A memory of two record store customers from 1994:

Customer #1: Do you see the latest from FRENTE here?  I don't see it.
Customer #2: It should be in the ALTERNATIVE ROCK section.  (going to alternative rock section:) Here it is.  It's here in ALTERNATIVE ROCK.
Customer #1: Cool...There's FRENTE.

Some thoughts come to mind, thinking about this conversation now:
  • I still wonder if the record store hired those two people to pose as shoppers and talk up current music that the store was trying to sell.  Even the most self-consciously cool people didn't emphasize artist names and musical genres in their everyday speech so blatantly.

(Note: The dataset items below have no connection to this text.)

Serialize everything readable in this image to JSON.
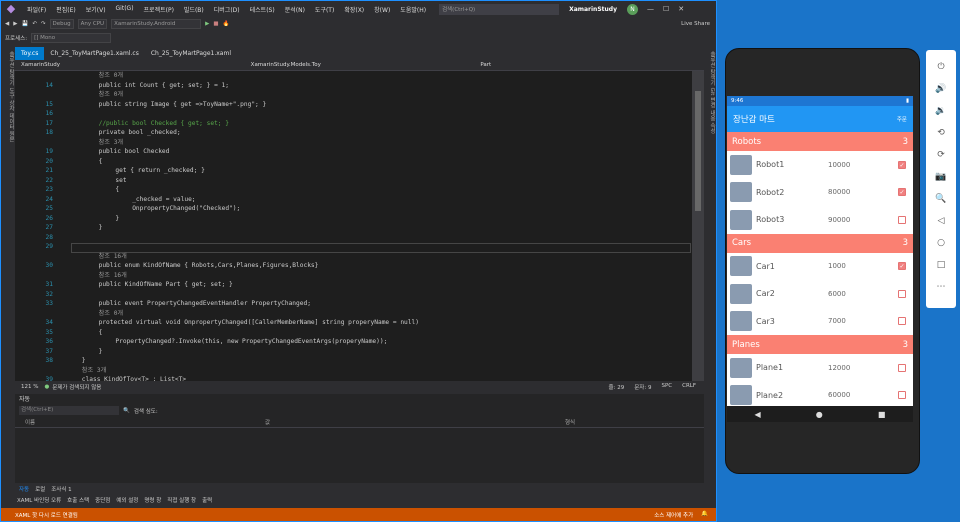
{
  "menu": {
    "items": [
      "파일(F)",
      "편집(E)",
      "보기(V)",
      "Git(G)",
      "프로젝트(P)",
      "빌드(B)",
      "디버그(D)",
      "테스트(S)",
      "분석(N)",
      "도구(T)",
      "확장(X)",
      "창(W)",
      "도움말(H)"
    ],
    "search": "검색(Ctrl+Q)",
    "project": "XamarinStudy",
    "avatar": "N",
    "live_share": "Live Share"
  },
  "toolbar": {
    "config": "Debug",
    "platform": "Any CPU",
    "target": "XamarinStudy.Android",
    "scope_label": "프로세스:",
    "scope": "[] Mono"
  },
  "tabs": [
    "Toy.cs",
    "Ch_25_ToyMartPage1.xaml.cs",
    "Ch_25_ToyMartPage1.xaml"
  ],
  "nav": {
    "project": "XamarinStudy",
    "class": "XamarinStudy.Models.Toy",
    "member": "Part"
  },
  "left_strip": "솔루션 탐색기  도구 상자  데이터 원본",
  "right_strip": "솔루션 탐색기  Git 변경 내용  속성",
  "code": [
    {
      "n": "",
      "t": "참조 0개",
      "c": "ref",
      "i": 8
    },
    {
      "n": "14",
      "t": "public int Count { get; set; } = 1;",
      "c": "",
      "i": 8
    },
    {
      "n": "",
      "t": "참조 0개",
      "c": "ref",
      "i": 8
    },
    {
      "n": "15",
      "t": "public string Image { get =>ToyName+\".png\"; }",
      "c": "",
      "i": 8
    },
    {
      "n": "16",
      "t": "",
      "c": "",
      "i": 0
    },
    {
      "n": "17",
      "t": "//public bool Checked { get; set; }",
      "c": "cm",
      "i": 8
    },
    {
      "n": "18",
      "t": "private bool _checked;",
      "c": "",
      "i": 8
    },
    {
      "n": "",
      "t": "참조 3개",
      "c": "ref",
      "i": 8
    },
    {
      "n": "19",
      "t": "public bool Checked",
      "c": "",
      "i": 8
    },
    {
      "n": "20",
      "t": "{",
      "c": "",
      "i": 8
    },
    {
      "n": "21",
      "t": "get { return _checked; }",
      "c": "",
      "i": 12
    },
    {
      "n": "22",
      "t": "set",
      "c": "",
      "i": 12
    },
    {
      "n": "23",
      "t": "{",
      "c": "",
      "i": 12
    },
    {
      "n": "24",
      "t": "_checked = value;",
      "c": "",
      "i": 16
    },
    {
      "n": "25",
      "t": "OnpropertyChanged(\"Checked\");",
      "c": "",
      "i": 16
    },
    {
      "n": "26",
      "t": "}",
      "c": "",
      "i": 12
    },
    {
      "n": "27",
      "t": "}",
      "c": "",
      "i": 8
    },
    {
      "n": "28",
      "t": "",
      "c": "",
      "i": 0
    },
    {
      "n": "29",
      "t": "",
      "c": "",
      "i": 0
    },
    {
      "n": "",
      "t": "참조 16개",
      "c": "ref",
      "i": 8
    },
    {
      "n": "30",
      "t": "public enum KindOfName { Robots,Cars,Planes,Figures,Blocks}",
      "c": "",
      "i": 8
    },
    {
      "n": "",
      "t": "참조 16개",
      "c": "ref",
      "i": 8
    },
    {
      "n": "31",
      "t": "public KindOfName Part { get; set; }",
      "c": "",
      "i": 8
    },
    {
      "n": "32",
      "t": "",
      "c": "",
      "i": 0
    },
    {
      "n": "33",
      "t": "public event PropertyChangedEventHandler PropertyChanged;",
      "c": "",
      "i": 8
    },
    {
      "n": "",
      "t": "참조 0개",
      "c": "ref",
      "i": 8
    },
    {
      "n": "34",
      "t": "protected virtual void OnpropertyChanged([CallerMemberName] string properyName = null)",
      "c": "",
      "i": 8
    },
    {
      "n": "35",
      "t": "{",
      "c": "",
      "i": 8
    },
    {
      "n": "36",
      "t": "PropertyChanged?.Invoke(this, new PropertyChangedEventArgs(properyName));",
      "c": "",
      "i": 12
    },
    {
      "n": "37",
      "t": "}",
      "c": "",
      "i": 8
    },
    {
      "n": "38",
      "t": "}",
      "c": "",
      "i": 4
    },
    {
      "n": "",
      "t": "참조 3개",
      "c": "ref",
      "i": 4
    },
    {
      "n": "39",
      "t": "class KindOfToy<T> : List<T>",
      "c": "",
      "i": 4
    }
  ],
  "status_line": {
    "zoom": "121 %",
    "issues": "문제가 검색되지 않음",
    "line": "줄: 29",
    "char": "문자: 9",
    "spc": "SPC",
    "crlf": "CRLF"
  },
  "autos": {
    "title": "자동",
    "search": "검색(Ctrl+E)",
    "depth_label": "검색 심도:",
    "cols": [
      "이름",
      "값",
      "형식"
    ]
  },
  "bottom_tabs": [
    "자동",
    "로컬",
    "조사식 1"
  ],
  "bottom_tabs2": [
    "XAML 바인딩 오류",
    "호출 스택",
    "중단점",
    "예외 설정",
    "명령 창",
    "직접 실행 창",
    "출력"
  ],
  "statusbar": {
    "left": "XAML 핫 다시 로드 연결됨",
    "right": "소스 제어에 추가"
  },
  "phone": {
    "time": "9:46",
    "battery": "▮",
    "title": "장난감 마트",
    "action": "주문",
    "groups": [
      {
        "name": "Robots",
        "count": "3",
        "items": [
          {
            "name": "Robot1",
            "price": "10000",
            "checked": true
          },
          {
            "name": "Robot2",
            "price": "80000",
            "checked": true
          },
          {
            "name": "Robot3",
            "price": "90000",
            "checked": false
          }
        ]
      },
      {
        "name": "Cars",
        "count": "3",
        "items": [
          {
            "name": "Car1",
            "price": "1000",
            "checked": true
          },
          {
            "name": "Car2",
            "price": "6000",
            "checked": false
          },
          {
            "name": "Car3",
            "price": "7000",
            "checked": false
          }
        ]
      },
      {
        "name": "Planes",
        "count": "3",
        "items": [
          {
            "name": "Plane1",
            "price": "12000",
            "checked": false
          },
          {
            "name": "Plane2",
            "price": "60000",
            "checked": false
          }
        ]
      }
    ]
  },
  "colors": {
    "accent": "#007acc",
    "status": "#ca5100",
    "appbar": "#2196f3",
    "group": "#fa8072"
  }
}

  • The modern rock station here, KPNT, was attracting a solid audience then, so I imagine exposure on that station alone to Frente's cover of New Order's "Bizarre Love Triangle" would have been enough to drive shoppers in.
  • Considering how many people in the same age range listened to so-called alternative rock, a lot of it wasn't a true alternative to the mainstream.  (That contradiction reminds me of a conversation I witnessed in college; one student was touting the benefits, without irony, of being in "a fraternity for nonconformists.")  In the early '90s, certain magazines and radio stations classified Peter Gabriel and 10,000 Maniacs as alt-rock artists, and I suppose they were, technically.  Still, if there has to be an industry label on it, "modern rock," the term media outlets adopted later in the '90s, is a better, more accurate term. 
  • The day after I heard this pitch for Frente, I mentioned it to a co-worker.  Later that week, he said, "I went music shopping yesterday, and I saw the section for Frente.  I considered shouting it out."
It's puzzling what stays in your mind, 21 years later.